It is a subtle distinction, perhaps, but I am old-fashioned enough to believe that good journalism should expose and explore subtle distinctions. ‘What might design be?’ is a question. Describing and sharing what design is has value in encouraging people to discover new wrinkles of this fascinating pursuit, but it is not a question: it is the provision of an answer. I boldly suggest that questions are far more interesting than answers.
It seems to me that if we approach this particular question with an open mind then the situation is very different to that closed, rather self-congratulatory impression you get from many design journals. This impression is painfully apparent to the uninitiated, who in my experience are more likely to be respectfully intimidated than skeptical and disdainful, as perhaps they should be.
Reading much of the design press, you can also get the impression that the producers have forgotten that ‘cool’ and ‘good’ are not the same thing. ‘Cool’ and ‘good’ are not the same thing. If the overwhelming impression an intelligent non-designer gains from a magazine is 'hey, isn't this cool, and aren't we cool, you and I, for knowing it', then something is amiss. The moment's best furniture, clothes, objects, bars and restaurants - most design-related organs are more of a latter day 'gentleman's outfitters' updated so that the bloodless, androgynous urban dandy, he or she, has all they need for an aesthetically better life. A better German bike courier's messenger bag, better Spanish shoes, better Japanese stationery: artfully generic and label-free, or crafted from industrial discards and finished with fine details? Take your pick.
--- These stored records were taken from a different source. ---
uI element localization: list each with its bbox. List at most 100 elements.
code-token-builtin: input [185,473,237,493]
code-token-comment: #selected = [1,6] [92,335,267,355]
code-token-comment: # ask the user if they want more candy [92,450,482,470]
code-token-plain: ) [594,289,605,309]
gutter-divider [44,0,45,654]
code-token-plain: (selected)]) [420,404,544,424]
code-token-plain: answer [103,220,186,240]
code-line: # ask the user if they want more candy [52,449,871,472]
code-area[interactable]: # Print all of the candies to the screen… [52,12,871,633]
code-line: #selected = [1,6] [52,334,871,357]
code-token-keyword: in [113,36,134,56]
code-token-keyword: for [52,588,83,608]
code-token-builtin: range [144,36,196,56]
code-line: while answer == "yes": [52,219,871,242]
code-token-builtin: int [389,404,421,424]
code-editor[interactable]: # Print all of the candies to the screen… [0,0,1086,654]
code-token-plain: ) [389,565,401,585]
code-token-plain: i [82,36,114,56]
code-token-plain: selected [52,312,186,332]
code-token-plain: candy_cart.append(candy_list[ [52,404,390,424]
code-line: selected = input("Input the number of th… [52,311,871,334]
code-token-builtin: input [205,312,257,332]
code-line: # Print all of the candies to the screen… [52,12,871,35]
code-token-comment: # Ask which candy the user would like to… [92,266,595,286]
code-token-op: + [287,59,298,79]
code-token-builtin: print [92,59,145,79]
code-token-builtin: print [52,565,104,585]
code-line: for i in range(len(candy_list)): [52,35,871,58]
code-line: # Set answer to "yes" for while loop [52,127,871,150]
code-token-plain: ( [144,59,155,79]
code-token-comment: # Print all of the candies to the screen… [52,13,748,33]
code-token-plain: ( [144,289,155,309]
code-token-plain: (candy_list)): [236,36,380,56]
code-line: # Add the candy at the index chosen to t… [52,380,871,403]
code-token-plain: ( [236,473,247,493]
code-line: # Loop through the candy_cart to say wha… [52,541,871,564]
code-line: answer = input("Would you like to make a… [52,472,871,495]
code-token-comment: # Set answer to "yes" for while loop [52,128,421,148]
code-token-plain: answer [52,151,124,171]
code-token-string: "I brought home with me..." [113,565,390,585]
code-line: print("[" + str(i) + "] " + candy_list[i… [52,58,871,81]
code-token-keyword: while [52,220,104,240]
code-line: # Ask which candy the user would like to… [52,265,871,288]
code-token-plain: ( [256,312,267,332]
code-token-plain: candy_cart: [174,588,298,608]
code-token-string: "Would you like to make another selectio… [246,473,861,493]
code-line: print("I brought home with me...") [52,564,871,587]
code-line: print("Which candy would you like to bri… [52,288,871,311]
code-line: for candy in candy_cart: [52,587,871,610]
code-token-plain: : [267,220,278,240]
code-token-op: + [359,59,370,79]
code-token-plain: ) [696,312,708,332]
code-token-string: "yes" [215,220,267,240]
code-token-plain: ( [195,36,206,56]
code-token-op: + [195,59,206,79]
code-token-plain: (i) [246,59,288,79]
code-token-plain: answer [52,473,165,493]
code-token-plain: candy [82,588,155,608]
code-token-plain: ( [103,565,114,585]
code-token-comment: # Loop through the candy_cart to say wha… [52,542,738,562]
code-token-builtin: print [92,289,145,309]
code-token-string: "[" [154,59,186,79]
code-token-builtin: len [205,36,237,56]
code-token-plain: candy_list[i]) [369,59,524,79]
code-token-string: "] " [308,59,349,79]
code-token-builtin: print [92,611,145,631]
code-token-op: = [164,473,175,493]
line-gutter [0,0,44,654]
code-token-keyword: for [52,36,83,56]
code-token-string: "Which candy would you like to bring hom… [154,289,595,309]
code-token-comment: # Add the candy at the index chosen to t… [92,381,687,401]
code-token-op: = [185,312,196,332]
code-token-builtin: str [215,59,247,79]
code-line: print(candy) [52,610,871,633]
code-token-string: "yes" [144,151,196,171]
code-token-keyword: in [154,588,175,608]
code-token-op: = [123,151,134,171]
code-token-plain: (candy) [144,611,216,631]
This might offer all the high-calorie comfort and entertainment of shopping, but those non-mail-order catalogues (can you tell me the trade price on the B&B Italia sofa on page 85?) rarely stoop to posing uncomfortable questions, or airing awkward truths. The first among these must surely be the relationship between wealth and design. It's not good, it's not bad, and it's not discussed.
The 'Andy' sofa, 370 cm long, 3-seat with a chaise lounge upholstered in a mid-range fabric, costs $AUD27,325.00. That is $US25,374 by today's exchange rate. What does it mean to spend more than $25,000 on a sofa? Is there any way that can be a reasonable thing to do? The Federal minimum wage decision for 2009 in Australia is an income of $AUD543.78 per week. So the sofa is worth just over 50 weeks of the minimum wage, virtually a year of person hours. You may think I am mounting some socialist argument about the distribution of wealth by pointing this out; I confess to such a bias, but that is not really my point. My point is one of perspective and relativity, and the conditions that provide insight to the designer. By pushing design into such stratospheric heights, we disconnect our focus as designers from the experience of the vast majority of people in our society. Is that ok?
Certainly, in order to do so, we must avoid uncomfortable questions about wealth and privilege, and the bearing these things might have on aesthetics. However, I am less interested in the moral implications of that than in the fact that we are excising from the ‘world’ of design much of those things which quite simply make up the world. Worse crime still: it’s boring. Boring to avoid straying from the ‘best of the best’, to censor what constitutes ‘serious’ design.
Forget about the morality of it for a moment, this isn’t just about morals or even ethics. What are you buying when you spend so much? An argument can be made that quality takes time and costs money, and that a brilliantly crafted designer piece will last far longer, and perform better, than the cheaper alternative. That is almost certainly true, and I also wouldn’t like to see the working designer unable to reap the rewards of their creativity, knowledge and training.
But again, it is a question or relativity. Let’s be honest here, there has to be a point where this argument fails to hold water, and become mere cover for privileged indulgence. Where does the line fall? Three times the cost of a functional alternative? Ten? Twenty? Someone tell me: is a bona fide B&B Italia sofa worth 50 weeks of the minimum wage? Am I the only one who thinks this is all a bit distorted?
I have in my apartment a very awkward object. It certainly does not constitute, and would not ever be considered, ‘serious’ design. I suggest that it hasn’t been designed at all, at least not in the conventional sense. It is a timber easel, hand-carved, standing six feet high. What I like about this easel, on loan from a friend who couldn't bear its lack of Scandinavian minimalism, is that it would never appear in a design journal. Never. It doesn't even manage kitsch, although it might manage to figure in a social realist photograph, perhaps one taken in Kentucky or Miami.
This makes it a fascinating object to me, and while I won’t defend its aesthetic qualities (should I have to?) I will say that I like having it around. The reasons for this have a lot to do with what it evokes for me, and the pleasure I get from the design-canon-violating aesthetics of hand-carved timber. The thing even has flowers carved into it, and part of it appears to be shaped like a pair of spectacles, or breasts. (The easel pictured here is not the actual one, but you get the idea.)
Does this damage my credentials as a ‘serious’ designer? Probably. What a relief that is.